Yeah, so as far as the PTAL217, great question. You know, intuitively, you would sort of think that, well, this is a form of P tau, so it should correlate with tau PET. As it turns out, it's such a sensitive early marker, it actually tends to correlate with amyloid PET, which is not as sensitive. So what we've actually done in our trials is to use PTAL 217 as a screening measure for people who go on then to PET or CSF. And what we found is by doing that, we reduced the number of negative PET scans and negative CSF by about 50%. So it seems to be working quite well as a screening procedure. And we actually think that that's something that could play out in clinical practice, that if physician gets a blood PTAL 217 and a lot of people who otherwise would go on to have a negative PET scan. So I think it's a really good biomarker. And I'm sorry, I didn't quite catch your second question.
You know, with the Likanimab long-term study, they are showing that, you know, that patients have this continued benefit based on the, you know, their ability to target protofibrils. So what's the read-through, you know, with the Subanitab?

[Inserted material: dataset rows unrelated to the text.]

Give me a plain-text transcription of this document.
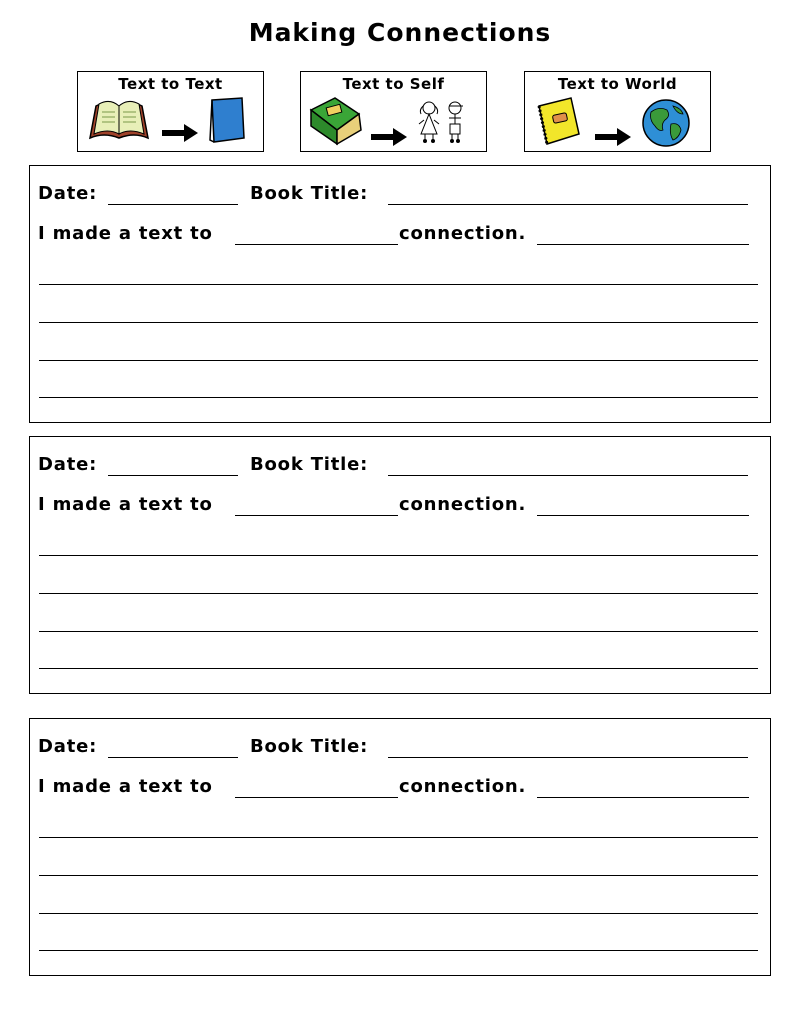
Making Connections
Text to Text	Text to Self	Text to World
Date:	Book Title:
I made a text to	connection.
Date:	Book Title:
I made a text to	connection.
Date:	Book Title:
I made a text to	connection.
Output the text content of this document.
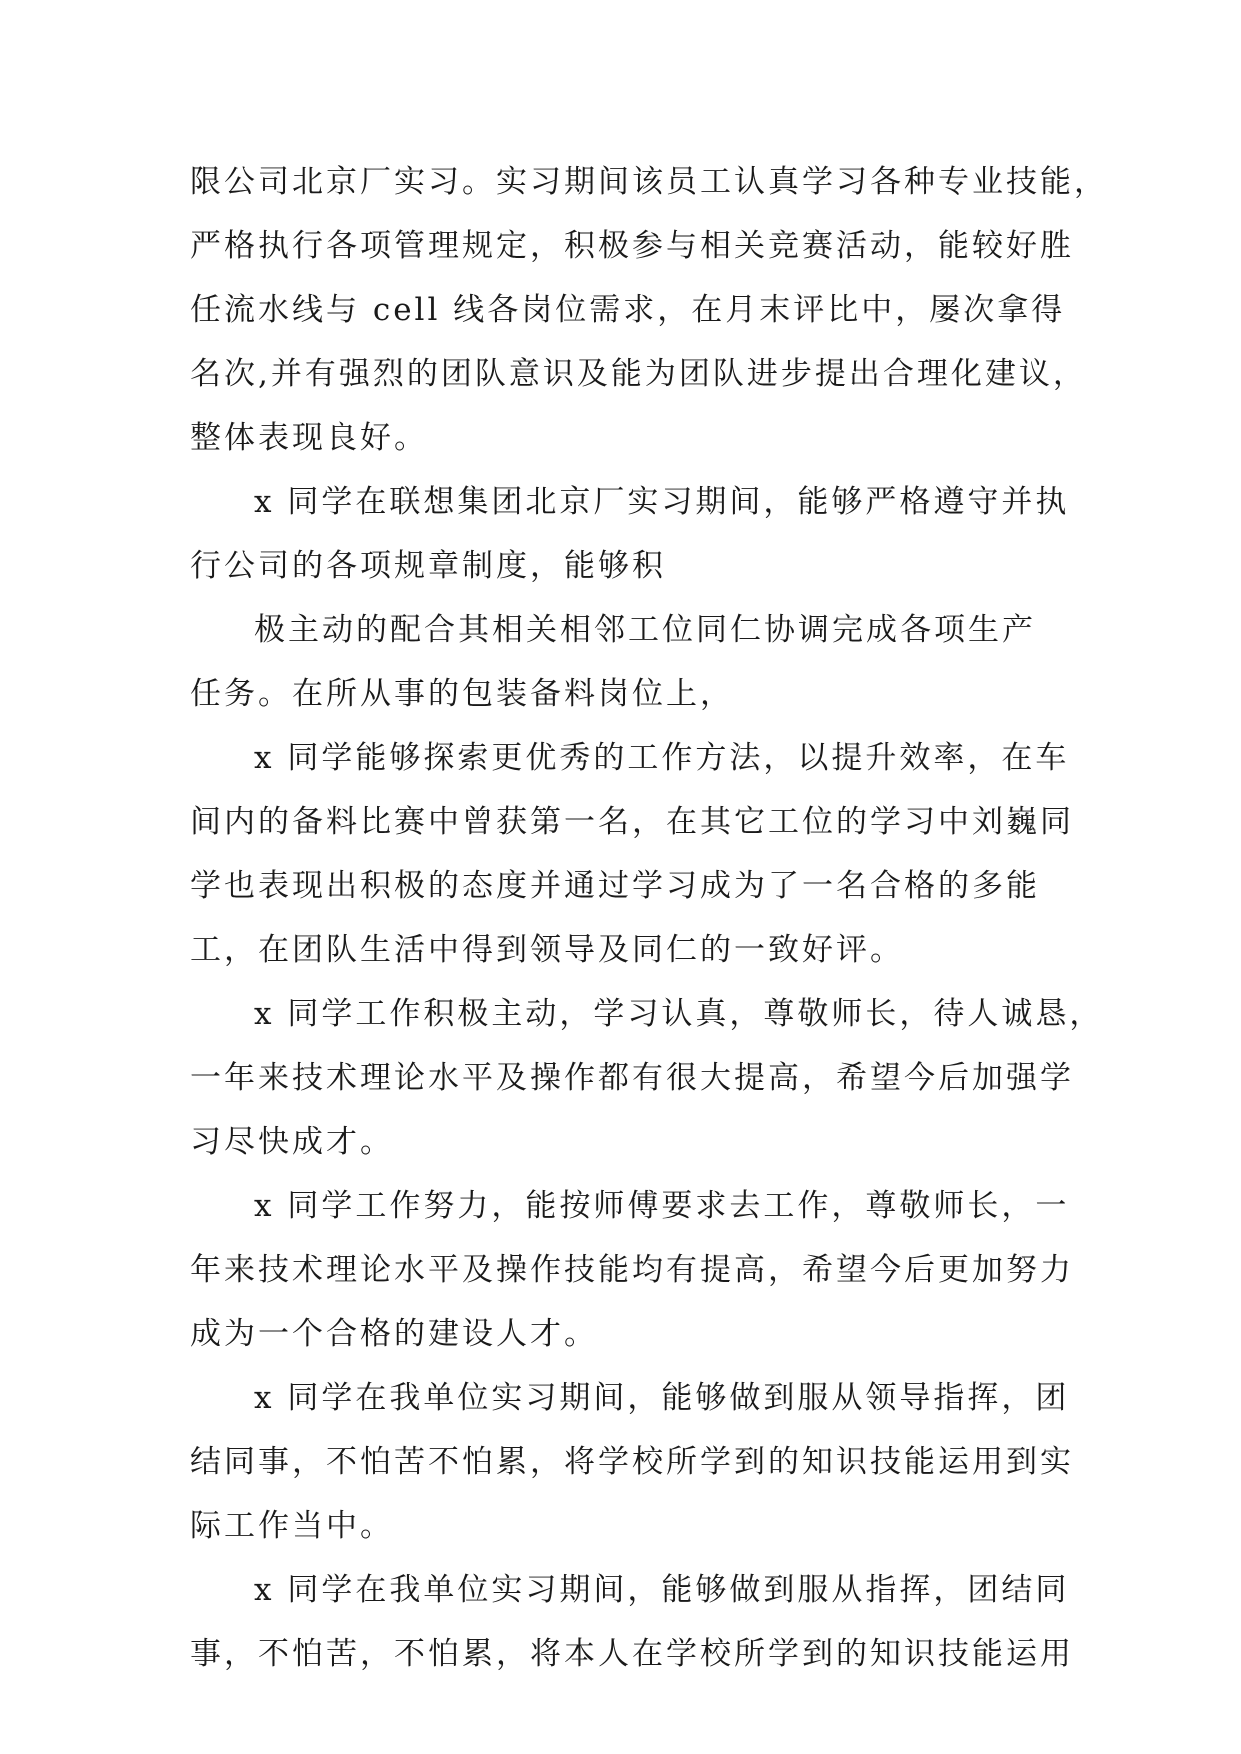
限公司北京厂实习。实习期间该员工认真学习各种专业技能，
严格执行各项管理规定，积极参与相关竞赛活动，能较好胜
任流水线与 cell 线各岗位需求，在月末评比中，屡次拿得
名次,并有强烈的团队意识及能为团队进步提出合理化建议，
整体表现良好。
x 同学在联想集团北京厂实习期间，能够严格遵守并执
行公司的各项规章制度，能够积
极主动的配合其相关相邻工位同仁协调完成各项生产
任务。在所从事的包装备料岗位上，
x 同学能够探索更优秀的工作方法，以提升效率，在车
间内的备料比赛中曾获第一名，在其它工位的学习中刘巍同
学也表现出积极的态度并通过学习成为了一名合格的多能
工，在团队生活中得到领导及同仁的一致好评。
x 同学工作积极主动，学习认真，尊敬师长，待人诚恳，
一年来技术理论水平及操作都有很大提高，希望今后加强学
习尽快成才。
x 同学工作努力，能按师傅要求去工作，尊敬师长，一
年来技术理论水平及操作技能均有提高，希望今后更加努力
成为一个合格的建设人才。
x 同学在我单位实习期间，能够做到服从领导指挥，团
结同事，不怕苦不怕累，将学校所学到的知识技能运用到实
际工作当中。
x 同学在我单位实习期间，能够做到服从指挥，团结同
事，不怕苦，不怕累，将本人在学校所学到的知识技能运用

Well, yeah, so we've followed that very carefully, and there's really interesting data, and I think What the field is learning, and we're learning along with the field, is that if you just look at amyloid based on PET scans, it's a very slow increase once you've reduced the amyloid that's there. But what you also see is that apparently PET scans are not that sensitive because some of the other pathology increases in GFAP increases in various forms of P tau, those things come back a lot sooner than your PET scan gets worse. And so in our view, that's a good indication that partly because, or maybe because licanumab targets these protofibrils, that when you stop treatment with it, the pathology comes back relatively quickly and And you don't pick that up just based on an amyloid PET scan. And we think that's completely consistent with our hypothesis of targeting these soluble oligomers. Got it. Thanks, Eric. Very helpful.
Thank you. Ladies and gentlemen, I'm showing no further questions in the queue. I would now like to turn the call back to Alex for closing remarks.
Great. Thanks everyone for joining the call today and for your interest in the company. Please don't hesitate to reach out to us if you have any follow-up questions and have a great day.
Ladies and gentlemen, that concludes today's conference call. Thank you for your participation. You may now disconnect.